Saturday, May 22, 2021

who cares

  I often think about, and have indeed started several, books. The truth is, what I have started on several occasions and in several forms is a memoir. Thinking about that it sounds so pretentious. I once allowed others to read the first few paragraphs and the only comment I did get was that it seemed too personal. Well, yes, memoirs can be that. And the issue with memoirs is a very limited audience. Those interested would indeed a small number, at least in my case that would be true. Unless one gains some fame, some notoriety in this world, that is always the case. Personal insights and revelations are of little interest to others unless they entertain. Self deprecating comics are quite popular, self deprecating authors not so much. Who cares? That last remark is at the heart of the matter, who does care? 

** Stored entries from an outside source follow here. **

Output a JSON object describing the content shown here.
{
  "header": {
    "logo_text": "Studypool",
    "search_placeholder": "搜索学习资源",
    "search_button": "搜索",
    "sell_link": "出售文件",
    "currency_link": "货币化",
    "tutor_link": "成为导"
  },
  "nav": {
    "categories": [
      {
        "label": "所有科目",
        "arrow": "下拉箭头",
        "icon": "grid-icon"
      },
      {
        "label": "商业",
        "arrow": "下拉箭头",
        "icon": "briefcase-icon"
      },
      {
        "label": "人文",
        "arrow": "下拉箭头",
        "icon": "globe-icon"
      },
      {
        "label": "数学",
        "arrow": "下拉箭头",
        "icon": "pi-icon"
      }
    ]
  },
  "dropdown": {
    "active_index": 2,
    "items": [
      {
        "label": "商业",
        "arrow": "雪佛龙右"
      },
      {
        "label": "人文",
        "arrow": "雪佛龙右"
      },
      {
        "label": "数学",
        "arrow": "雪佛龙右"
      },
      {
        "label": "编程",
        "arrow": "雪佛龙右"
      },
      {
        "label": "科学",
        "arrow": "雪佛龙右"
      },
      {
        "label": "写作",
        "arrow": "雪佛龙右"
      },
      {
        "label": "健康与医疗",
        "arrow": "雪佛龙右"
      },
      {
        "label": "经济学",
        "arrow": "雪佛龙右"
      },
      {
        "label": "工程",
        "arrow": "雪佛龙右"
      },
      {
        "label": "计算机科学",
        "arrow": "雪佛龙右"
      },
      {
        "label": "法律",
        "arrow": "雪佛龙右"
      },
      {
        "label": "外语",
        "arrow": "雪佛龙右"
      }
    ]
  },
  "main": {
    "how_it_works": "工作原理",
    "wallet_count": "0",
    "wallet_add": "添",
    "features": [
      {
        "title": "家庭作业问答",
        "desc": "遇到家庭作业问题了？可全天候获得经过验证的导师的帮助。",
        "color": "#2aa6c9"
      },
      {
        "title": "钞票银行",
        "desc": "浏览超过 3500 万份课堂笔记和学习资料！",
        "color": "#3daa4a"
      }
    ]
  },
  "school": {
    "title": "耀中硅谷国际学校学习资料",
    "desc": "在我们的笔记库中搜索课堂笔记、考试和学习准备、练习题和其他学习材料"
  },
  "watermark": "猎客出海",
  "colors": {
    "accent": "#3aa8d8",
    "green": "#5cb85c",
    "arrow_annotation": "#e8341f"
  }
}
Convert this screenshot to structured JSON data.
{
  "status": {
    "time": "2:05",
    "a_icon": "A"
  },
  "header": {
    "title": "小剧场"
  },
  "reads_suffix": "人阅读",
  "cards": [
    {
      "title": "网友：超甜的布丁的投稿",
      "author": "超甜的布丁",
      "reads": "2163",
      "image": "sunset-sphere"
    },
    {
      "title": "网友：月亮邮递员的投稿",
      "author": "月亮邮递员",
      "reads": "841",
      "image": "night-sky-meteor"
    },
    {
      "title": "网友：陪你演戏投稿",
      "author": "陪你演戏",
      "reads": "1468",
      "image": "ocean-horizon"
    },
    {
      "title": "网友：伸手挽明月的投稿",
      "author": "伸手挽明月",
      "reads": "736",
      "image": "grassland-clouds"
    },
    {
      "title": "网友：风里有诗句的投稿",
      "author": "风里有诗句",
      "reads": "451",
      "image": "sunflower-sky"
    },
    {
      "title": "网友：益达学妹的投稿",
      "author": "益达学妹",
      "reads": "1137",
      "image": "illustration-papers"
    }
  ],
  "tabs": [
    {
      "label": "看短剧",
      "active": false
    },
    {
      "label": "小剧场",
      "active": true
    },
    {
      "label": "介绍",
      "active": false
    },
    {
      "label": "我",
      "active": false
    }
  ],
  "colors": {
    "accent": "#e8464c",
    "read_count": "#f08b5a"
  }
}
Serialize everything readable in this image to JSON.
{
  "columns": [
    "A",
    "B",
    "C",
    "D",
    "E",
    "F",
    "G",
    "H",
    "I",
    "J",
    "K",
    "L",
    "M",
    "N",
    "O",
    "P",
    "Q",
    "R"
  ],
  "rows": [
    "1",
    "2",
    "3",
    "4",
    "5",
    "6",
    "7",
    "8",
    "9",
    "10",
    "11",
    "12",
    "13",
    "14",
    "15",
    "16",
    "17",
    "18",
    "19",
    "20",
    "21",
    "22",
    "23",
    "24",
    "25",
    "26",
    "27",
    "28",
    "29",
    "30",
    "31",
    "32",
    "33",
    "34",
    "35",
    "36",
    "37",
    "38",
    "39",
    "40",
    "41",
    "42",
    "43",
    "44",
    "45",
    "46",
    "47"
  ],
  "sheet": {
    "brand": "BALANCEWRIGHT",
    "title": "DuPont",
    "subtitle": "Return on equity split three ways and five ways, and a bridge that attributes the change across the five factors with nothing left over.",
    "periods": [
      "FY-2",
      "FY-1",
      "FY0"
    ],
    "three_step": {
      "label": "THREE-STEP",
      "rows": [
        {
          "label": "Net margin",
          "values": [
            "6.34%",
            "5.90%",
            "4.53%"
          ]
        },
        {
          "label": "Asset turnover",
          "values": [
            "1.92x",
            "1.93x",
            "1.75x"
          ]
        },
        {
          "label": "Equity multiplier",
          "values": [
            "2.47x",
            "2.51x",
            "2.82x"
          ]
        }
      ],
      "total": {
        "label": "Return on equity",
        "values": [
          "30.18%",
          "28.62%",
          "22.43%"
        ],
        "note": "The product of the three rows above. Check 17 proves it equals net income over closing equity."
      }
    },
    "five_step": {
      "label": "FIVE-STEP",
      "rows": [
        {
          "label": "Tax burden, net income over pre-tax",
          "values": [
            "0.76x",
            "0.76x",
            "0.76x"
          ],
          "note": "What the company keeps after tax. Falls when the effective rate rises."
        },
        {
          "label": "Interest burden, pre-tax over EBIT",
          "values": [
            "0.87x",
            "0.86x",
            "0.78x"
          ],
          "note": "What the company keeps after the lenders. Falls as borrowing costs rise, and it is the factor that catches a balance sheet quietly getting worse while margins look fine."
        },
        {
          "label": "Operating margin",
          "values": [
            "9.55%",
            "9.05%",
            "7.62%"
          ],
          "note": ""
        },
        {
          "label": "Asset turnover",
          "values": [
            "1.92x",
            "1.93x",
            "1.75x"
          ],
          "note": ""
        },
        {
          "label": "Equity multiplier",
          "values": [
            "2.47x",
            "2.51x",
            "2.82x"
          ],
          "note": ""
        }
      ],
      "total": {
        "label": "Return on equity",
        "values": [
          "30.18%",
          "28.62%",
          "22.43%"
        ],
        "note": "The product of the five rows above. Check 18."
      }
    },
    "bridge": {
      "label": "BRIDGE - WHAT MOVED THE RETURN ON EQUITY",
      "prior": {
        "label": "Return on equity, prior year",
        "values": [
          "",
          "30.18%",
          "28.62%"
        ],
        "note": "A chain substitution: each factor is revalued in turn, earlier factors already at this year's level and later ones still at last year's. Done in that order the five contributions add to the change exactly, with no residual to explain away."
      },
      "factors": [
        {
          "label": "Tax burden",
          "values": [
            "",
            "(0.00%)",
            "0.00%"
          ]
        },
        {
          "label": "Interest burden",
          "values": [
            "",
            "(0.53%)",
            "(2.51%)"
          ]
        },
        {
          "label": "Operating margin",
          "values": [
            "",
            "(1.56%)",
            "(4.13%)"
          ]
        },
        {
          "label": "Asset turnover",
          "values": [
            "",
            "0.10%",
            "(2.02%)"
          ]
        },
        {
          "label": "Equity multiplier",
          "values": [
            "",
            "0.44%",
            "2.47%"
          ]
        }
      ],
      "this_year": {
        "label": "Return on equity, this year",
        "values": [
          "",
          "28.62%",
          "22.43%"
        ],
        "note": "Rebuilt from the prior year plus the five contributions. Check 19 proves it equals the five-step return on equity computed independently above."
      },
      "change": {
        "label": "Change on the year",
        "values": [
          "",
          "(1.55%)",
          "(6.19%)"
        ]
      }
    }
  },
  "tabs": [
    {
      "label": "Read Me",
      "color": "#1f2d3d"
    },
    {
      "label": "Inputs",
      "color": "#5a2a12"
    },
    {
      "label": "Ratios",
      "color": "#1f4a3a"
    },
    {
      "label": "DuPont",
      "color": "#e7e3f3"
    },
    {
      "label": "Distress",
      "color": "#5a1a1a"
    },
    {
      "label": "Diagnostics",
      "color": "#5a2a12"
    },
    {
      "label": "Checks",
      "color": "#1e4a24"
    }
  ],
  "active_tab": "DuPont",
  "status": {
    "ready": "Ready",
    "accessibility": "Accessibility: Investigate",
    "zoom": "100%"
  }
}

 The truth there is, I do. I care about the past, I care about those that came before, and I care about those yet to come. We are often told that doing something for yourself is just being selfish. When we are told to; do it for yourself; it is always accompanied with a tinge of guilt. We say, spoil yourself, you deserve it and a hundred other platitudes to justify that. It is ingrained in us, we should always do for others, even at a cost to ourselves, especially at a cost to ourselves. Whatever we do for ourselves isn't important, it is the contribution we make to the world that counts. And a personal memoir is of what value to anyone else? Beyond entertainment I can see little worth. My memoirs, my memories certainly wouldn't be a textbook. I find the more I remember, the more I question. No one wants to read the questions, they want the answers. Indeed isn't that what we spend our lives doing, looking for the answers? We do, it's just that some are more distracted than others. As we age, as time passes, we do become a bit more focused. Circumstance and reality have a way of doing that. You just have to recognize both. Circumstance may change, reality does not. 
 I'm still interested in writing that book, even if it is nothing more than a memoir. It is just that I have hopes that it will be a bit more than a curiosity. Bothers me a bit to think it wouldn't be more than an entertainment. A long time ago I expressed that by saying I hope to write some words of substance. It was then I began a habit of jotting down my thoughts in a journal. A single sentence that expresses a thought, what I think of as a quote. Something that would be repeated, used as a reference. When we wish to confirm something, lend credence to it, we often quote the source. My grandmother would say this, or my brother would say that. Unless the source being quoted is "known" it doesn't carry much weight. Quoting Aristotle or Hemmingway will make the thought seem a bit more valid than saying, Ben said that. That's simply because the question will be asked. who's Ben? The answer then would have to be, read the book. See the problem? 
 Any book I would write would be the view from behind the stage. The behind the scene look at life as it unfolded. I've played a bit part in all of this. Just someone in the crowd. The real story will be what follows and that is a reality. I'll most likely never know how the story ends. Any memoir I write will just be a footnote in that history and who reads the footnotes? It is that, that leaves me wondering if it is worth the effort. But then I'm reminded, you aren't supposed to do that for yourself, do it for others. A gift offered. Will the gift be accepted? The question is, does it matter? Memoirs are just memories written down. Do they need to tell a story? They do if the intent is to entertain. Guess what I'm hoping to do is to inform. It would be easier to accomplish if I joined all the victims today, victims, like misery, love company. Thing is, I'm no victim, I'm a willing participant. I've made my choices, right and wrong. I would like to have made a contribution, added something to the conversation. If not, I was just selfish.